Some habits are universal among humans (forming relationships).
Socio-cultural perspective:
Social behavior is explained in terms of the influence of larger social groups.
How does culture explain human behavior?
Some habits, traditions, and behavior are different depending on the
cultural context. Different food or greeting.
Social learning perspective:
Social behavior is explained in terms of learning experiences in the past that
predict future behavior.
How does social learning explain human behavior?
People are prone to show behavior that they have witnessed in role
models.
When parents smoke, their child is more likely to also smoke as they grow
up.
There is always interaction between these different perspectives. An example is
language.
Having a language and communicating with each other is part of being
human, evolution theory can help us understand that learning language is
universal, it is something all humans do.
, But the specific language that we speak depends on where we grow up,
and the socio-cultural perspective can help us understand why we speak a
certain language.
What determines our behavior?
B = f (P x E)
Behavior is a function of the person times the environment.
So, everything we do can be understood in terms of who that person is, the
personality of that person and the environment in which this person finds
themself.
Situation x Environment:
Where did you grow up?
Did you grow up where you had opportunities or not?
Person x Situation:
We have a higher chance of showing moral behavior when in presence of others
(washing hands when there are others).
The situation you are in changes you as a person: with friends, in a lecture,
meeting people, etc.
Situation x Person:
The situation can change due to the behavior of one person. This one person can
change the behavior of everyone in the situation.
When people show extreme behavior, we must wonder if it is the person or the
situation.
Gestalt psychology: studies the subjective way an object appears in people's
minds, how a person experiences a situation.

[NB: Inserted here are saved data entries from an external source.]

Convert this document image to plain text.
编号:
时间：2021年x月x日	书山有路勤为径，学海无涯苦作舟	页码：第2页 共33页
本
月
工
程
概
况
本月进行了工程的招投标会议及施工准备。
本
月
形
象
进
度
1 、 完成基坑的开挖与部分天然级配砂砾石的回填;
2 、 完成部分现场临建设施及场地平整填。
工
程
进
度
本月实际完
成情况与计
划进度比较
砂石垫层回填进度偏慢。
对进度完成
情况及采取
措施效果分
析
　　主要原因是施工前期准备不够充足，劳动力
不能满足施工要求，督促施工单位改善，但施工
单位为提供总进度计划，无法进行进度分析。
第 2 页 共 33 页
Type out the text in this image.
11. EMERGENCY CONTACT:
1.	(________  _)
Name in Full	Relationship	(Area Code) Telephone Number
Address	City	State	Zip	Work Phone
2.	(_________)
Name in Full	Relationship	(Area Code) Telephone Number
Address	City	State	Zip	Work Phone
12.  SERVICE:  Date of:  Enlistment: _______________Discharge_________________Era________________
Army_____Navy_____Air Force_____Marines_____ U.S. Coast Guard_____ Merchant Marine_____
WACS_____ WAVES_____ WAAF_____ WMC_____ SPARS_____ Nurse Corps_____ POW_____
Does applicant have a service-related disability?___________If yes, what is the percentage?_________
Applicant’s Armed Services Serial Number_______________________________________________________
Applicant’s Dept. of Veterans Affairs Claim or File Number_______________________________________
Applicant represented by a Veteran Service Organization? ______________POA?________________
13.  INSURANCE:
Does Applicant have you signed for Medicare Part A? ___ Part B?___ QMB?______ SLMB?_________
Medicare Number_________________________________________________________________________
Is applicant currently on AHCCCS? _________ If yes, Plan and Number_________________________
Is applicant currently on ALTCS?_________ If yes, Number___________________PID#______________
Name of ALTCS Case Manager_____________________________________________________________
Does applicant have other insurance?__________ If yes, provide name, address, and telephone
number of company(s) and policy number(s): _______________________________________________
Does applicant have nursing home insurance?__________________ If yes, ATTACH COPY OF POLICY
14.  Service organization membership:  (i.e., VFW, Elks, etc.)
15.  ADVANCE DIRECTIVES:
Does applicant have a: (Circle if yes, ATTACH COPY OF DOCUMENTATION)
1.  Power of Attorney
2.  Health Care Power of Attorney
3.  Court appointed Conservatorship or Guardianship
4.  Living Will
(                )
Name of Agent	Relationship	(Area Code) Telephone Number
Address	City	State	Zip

Naïve realism: We tend to underestimate how much we are interpreting or
spinning what we see, you see this a lot in politics.
Basic human motives:
Self-enhancement motive: people want to feel good about themselves,
that's why we spin the social world so that it is beneficial for us.
Accuracy motive: people want to be accurate, and correct. People are
optimistic about their behavior.
Illusions:
Better-than-average effect: we think that we are better than the average
people, not everybody can be better than the average people.
Unrealistic optimism: we overestimate winning the lottery, while we
underestimate becoming sick.
False consensus effect: we tend to overestimate how common this trait is.
False uniqueness effect: when we have a good trait, we underestimate
how common this is.
Chapter 2
The problems of being a social psychologist:
Image: It is just common sense, the researcher is not new, and everyone
can predict it.
Hindsight bias is the idea that when you know the result of a study
you think it is easy to predict.
Bad research practices: data fraud, not enough participants to make
conclusions.
, Replication crisis: researchers replicated older studies, to see
whether the same results could be obtained. A lot of studies did not
obtain the same results.
Methods: replications (better methods), meta-analysis (combining
multiple studies), open science (everybody can investigate the
research, everything is available).
Unethical research:
Ethics: informed consent, avoiding deception, protecting
participants, confidentiality, debriefing.
Research:
Research question: a question to be addressed by research.
Theory: a set of related assumptions and predictions intended to explain
facts or events.
Hypothesis: a prediction about what will happen in a certain situation,
based on a theory.
Study: a test of the hypothesis.
Measuring outcomes:
- Archival data: data that is already available.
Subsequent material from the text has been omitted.